Excess insurance coverage is a topic of considerable confusion due to the many different uses of the term "excess" in the insurance industry. In fact, there have been some significant malpractice claims against insurance providers that used the term in a confusing or misleading manner.

In its most basic form, an excess liability policy extends the limit of insurance coverage to find an existing insurance coverage, otherwise known as the underlying liability policy. The underlying policy does not have to be primary insurance; it can be reinsurance or another excess policy in many circumstances. Often, umbrella insurance policies are the underlying policies.

However, excess insurance is not necessarily the same thing as umbrella insurance. An umbrella liability policy is written to cover several different primary liability policies. For example, a family might purchase a personal umbrella insurance policy (PUP) from the Allstate Corp. (NYSE: ALL) to extend excess coverage over both their automobile and homeowners policy. If an excess policy only applies to a single underlying policy, it is not considered to be an umbrella insurance policy.
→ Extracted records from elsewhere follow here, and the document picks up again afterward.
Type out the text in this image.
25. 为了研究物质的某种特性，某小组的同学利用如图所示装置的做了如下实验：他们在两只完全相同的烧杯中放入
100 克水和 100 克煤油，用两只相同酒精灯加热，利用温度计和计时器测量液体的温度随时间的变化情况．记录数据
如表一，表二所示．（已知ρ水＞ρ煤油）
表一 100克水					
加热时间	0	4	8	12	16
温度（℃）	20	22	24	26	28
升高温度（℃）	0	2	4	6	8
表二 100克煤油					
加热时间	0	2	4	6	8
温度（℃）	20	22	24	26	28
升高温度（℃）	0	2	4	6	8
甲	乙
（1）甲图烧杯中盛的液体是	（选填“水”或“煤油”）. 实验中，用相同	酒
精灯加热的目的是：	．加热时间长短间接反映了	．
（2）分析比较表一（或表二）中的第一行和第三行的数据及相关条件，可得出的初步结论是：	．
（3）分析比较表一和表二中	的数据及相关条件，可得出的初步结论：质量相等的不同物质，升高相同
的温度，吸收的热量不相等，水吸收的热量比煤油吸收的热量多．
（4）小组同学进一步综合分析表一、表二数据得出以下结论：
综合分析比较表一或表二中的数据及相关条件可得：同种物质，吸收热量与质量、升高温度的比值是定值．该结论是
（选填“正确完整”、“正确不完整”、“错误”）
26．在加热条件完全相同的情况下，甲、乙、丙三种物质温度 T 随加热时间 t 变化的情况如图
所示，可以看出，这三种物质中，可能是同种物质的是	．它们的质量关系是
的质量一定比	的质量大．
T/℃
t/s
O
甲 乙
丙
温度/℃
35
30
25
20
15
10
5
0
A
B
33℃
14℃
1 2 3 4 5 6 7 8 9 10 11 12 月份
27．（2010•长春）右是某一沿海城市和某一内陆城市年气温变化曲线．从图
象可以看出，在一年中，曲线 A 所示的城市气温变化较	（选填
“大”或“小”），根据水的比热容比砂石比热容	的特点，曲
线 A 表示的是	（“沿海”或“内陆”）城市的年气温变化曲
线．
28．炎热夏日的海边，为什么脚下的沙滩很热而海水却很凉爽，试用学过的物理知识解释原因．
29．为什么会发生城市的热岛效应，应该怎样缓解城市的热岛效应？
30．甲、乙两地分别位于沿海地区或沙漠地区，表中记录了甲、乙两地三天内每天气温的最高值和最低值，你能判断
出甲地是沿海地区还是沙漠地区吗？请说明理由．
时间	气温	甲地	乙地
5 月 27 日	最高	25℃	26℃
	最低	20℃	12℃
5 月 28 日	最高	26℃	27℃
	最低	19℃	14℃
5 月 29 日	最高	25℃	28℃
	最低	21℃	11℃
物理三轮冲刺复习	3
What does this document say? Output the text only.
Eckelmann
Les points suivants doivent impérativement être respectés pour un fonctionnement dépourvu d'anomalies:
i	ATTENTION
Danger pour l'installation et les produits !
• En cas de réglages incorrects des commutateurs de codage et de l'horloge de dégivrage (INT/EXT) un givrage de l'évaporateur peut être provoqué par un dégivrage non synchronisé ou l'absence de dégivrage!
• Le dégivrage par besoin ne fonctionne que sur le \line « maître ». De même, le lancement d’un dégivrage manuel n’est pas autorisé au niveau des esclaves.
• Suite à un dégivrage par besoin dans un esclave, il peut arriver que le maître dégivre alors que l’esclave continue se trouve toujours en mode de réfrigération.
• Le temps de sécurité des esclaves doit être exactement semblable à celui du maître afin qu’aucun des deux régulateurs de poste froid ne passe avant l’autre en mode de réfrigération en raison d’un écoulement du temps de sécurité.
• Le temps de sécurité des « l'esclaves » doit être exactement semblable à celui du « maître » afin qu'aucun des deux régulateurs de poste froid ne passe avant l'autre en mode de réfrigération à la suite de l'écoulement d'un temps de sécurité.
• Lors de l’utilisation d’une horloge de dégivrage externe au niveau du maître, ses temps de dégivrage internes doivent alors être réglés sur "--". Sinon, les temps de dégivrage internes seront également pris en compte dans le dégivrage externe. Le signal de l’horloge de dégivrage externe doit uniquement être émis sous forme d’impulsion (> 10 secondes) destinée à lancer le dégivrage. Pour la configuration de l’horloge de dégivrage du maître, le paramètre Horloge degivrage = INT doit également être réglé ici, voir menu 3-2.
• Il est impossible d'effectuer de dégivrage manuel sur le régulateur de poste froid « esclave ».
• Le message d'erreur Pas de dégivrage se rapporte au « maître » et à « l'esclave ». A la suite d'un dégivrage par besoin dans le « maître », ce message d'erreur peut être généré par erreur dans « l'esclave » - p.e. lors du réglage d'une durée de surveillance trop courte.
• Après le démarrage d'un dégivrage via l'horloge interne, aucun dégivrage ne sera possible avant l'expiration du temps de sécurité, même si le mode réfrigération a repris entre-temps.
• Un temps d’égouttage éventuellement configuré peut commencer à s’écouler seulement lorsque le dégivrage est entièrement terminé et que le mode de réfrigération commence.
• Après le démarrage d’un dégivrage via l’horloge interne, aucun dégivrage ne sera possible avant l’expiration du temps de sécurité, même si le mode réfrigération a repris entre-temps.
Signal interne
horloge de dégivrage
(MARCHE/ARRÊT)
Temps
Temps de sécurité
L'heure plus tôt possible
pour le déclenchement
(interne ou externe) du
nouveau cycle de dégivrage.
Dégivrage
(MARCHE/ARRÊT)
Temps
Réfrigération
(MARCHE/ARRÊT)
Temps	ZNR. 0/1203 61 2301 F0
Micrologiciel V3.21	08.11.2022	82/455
The International Risk Management Institute outlines three uses of an umbrella excess insurance policy. The first use extends excess limit coverage to underlying insurance policies after they have been exhausted by payments of a larger claim. The second use is flexibility, to be used in a situation where the underlying policies are not sufficient, but upgrading the entire policy package is too expensive. Finally, an umbrella policy may provide protection against some claims not covered by the underlying policies.


Unless you own or work for an insurance company, you are unlikely to encounter reinsurance on the market. In effect, reinsurance is insurance for other insurance companies. Each reinsurance agreement commits one covering insurer, or reinsurer, to protect against potential losses arising from insurance liabilities issued by the covered insured, or ceding insurer.

The fundamental operating characteristics of reinsurance are similar to primary insurance. The ceding insurance company pays the premium to the reinsurer and creates a potential claim against undesirable future risks. Were it not for the added protection of reinsurance companies, most primary insurers would either exit riskier markets or charge higher premiums on their policies.

One common example of reinsurance is known as a "cat policy," short for catastrophic excess reinsurance policy. This covers a specific limit of loss due to catastrophic circumstances, such as a hurricane, that would force the primary insurer to pay out significant sums of claims simultaneously. Unless there are other specific cash-call provisions, the reinsurer is not obligated to pay until after the original insurer pays claims on its own policies.